Nothing is under F1’s direct control at the moment. The economic consequences of the pandemic are sure to be devastating. But how much so? Like post-2008, when F1 lost Honda, Toyota, BMW and Bridgestone in quick succession? Or much worse, an entirely goalpost-changed world where the idea of budgeting around $150m for a motor sport programme is inconceivable?

Looking ahead into the next year or two, the crisis will likely be decided by how deep Liberty’s pockets are. It’s keeping payments to the teams – which are one year in arrears and so based on the full 2019 calendar – despite a drastically reduced current income. But next year, those team payments will be based on the devastated 2020 calendar.

Given how big of a proportion the payments from Liberty form in most team budgets, the commercial rights holder may have to extend credit to keep all the smaller teams alive.

As for the manufacturers, how big a priority will F1 be if their core product evaporates? With no commercial agreements in place beyond the end of this year, F1 will be nervous about the continued participation of Mercedes, Renault, Honda and Alfa Romeo – which acts only as a sponsor of the independent Sauber team.

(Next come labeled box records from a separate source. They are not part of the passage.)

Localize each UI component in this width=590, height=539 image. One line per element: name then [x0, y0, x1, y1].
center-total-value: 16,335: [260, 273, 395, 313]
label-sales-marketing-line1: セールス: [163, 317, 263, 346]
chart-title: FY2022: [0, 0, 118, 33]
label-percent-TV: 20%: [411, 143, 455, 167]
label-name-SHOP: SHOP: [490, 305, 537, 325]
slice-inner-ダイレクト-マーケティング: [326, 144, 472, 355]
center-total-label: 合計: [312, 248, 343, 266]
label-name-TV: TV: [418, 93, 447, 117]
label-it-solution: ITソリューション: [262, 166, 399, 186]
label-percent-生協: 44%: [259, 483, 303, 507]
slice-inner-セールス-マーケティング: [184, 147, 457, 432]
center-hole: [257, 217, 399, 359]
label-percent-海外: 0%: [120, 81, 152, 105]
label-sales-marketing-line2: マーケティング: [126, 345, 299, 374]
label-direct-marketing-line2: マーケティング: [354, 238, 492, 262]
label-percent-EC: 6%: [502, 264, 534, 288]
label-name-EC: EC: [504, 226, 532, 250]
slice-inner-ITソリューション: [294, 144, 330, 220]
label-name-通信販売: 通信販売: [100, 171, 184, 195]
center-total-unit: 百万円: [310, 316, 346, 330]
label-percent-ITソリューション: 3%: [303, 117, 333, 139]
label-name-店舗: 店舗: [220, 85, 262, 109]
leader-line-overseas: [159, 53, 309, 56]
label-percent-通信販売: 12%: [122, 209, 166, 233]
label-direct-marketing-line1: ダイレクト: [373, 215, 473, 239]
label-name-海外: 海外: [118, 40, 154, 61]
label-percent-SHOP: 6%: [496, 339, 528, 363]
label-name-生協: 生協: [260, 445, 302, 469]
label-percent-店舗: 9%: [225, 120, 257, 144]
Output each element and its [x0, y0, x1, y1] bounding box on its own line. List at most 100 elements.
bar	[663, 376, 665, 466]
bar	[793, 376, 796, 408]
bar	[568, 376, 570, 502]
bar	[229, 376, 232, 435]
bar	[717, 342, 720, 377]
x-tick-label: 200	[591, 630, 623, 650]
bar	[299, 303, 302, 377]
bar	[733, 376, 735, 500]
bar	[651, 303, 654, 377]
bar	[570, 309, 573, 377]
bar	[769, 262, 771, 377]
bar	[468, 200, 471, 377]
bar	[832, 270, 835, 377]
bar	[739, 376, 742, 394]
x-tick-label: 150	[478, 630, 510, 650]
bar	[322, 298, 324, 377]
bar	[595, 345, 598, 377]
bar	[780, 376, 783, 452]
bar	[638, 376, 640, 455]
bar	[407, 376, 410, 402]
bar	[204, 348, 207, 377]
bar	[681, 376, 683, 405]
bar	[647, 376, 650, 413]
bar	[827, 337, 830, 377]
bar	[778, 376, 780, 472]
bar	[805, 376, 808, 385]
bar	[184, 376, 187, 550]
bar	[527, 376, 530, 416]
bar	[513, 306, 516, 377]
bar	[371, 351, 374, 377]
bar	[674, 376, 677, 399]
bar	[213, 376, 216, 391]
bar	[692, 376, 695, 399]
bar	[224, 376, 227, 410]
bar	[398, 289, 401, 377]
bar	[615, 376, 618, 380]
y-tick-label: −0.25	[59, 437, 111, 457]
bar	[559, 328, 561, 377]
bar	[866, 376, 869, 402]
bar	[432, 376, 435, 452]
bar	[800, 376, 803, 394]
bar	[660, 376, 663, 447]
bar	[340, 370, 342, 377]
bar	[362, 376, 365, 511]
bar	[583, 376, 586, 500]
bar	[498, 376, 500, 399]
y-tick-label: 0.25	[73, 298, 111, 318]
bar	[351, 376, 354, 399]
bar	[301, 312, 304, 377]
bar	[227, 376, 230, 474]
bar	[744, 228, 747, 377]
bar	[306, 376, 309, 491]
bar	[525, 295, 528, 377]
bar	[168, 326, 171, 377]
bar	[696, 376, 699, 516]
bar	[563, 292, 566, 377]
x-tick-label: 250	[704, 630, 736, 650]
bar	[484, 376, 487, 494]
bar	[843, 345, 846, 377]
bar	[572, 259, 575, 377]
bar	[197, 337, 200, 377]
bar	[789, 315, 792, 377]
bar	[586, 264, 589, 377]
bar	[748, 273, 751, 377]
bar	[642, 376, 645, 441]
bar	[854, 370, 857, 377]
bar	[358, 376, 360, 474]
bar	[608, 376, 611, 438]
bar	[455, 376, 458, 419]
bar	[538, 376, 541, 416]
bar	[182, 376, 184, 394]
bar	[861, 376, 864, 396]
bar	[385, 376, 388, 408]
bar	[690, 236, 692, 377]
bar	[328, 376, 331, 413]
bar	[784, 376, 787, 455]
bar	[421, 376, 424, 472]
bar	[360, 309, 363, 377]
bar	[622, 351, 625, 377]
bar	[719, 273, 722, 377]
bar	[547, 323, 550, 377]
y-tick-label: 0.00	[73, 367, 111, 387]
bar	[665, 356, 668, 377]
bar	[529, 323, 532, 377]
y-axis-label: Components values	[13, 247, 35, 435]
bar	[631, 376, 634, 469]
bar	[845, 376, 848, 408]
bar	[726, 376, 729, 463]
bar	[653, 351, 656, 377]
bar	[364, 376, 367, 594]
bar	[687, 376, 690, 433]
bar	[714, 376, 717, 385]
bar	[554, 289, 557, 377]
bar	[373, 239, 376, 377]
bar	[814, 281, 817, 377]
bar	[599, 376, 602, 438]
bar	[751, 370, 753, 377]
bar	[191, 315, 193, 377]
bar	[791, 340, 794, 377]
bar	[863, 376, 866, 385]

It’s easy to imagine Ferrari continuing, such is the power of the brand and its intimate connection to F1. But Sauber and Williams survive as pure independents on a strictly commercial basis, the two Red Bull teams, Haas and Racing Point are funded by wealthy individuals and McLaren is owned by a Bahraini consortium. As with the budget cap, different circumstances mean there’s no ‘one size fits all’ answer to the impact of the pandemic.

F1’s extraordinary boom-time expansion of the late 1990s and early 2000s was always going to bring an existential crisis one day. It’s been wrestling with the problem since 2008, without really grasping it. A virus is set to reshape everything we thought we knew, and F1 is not immune.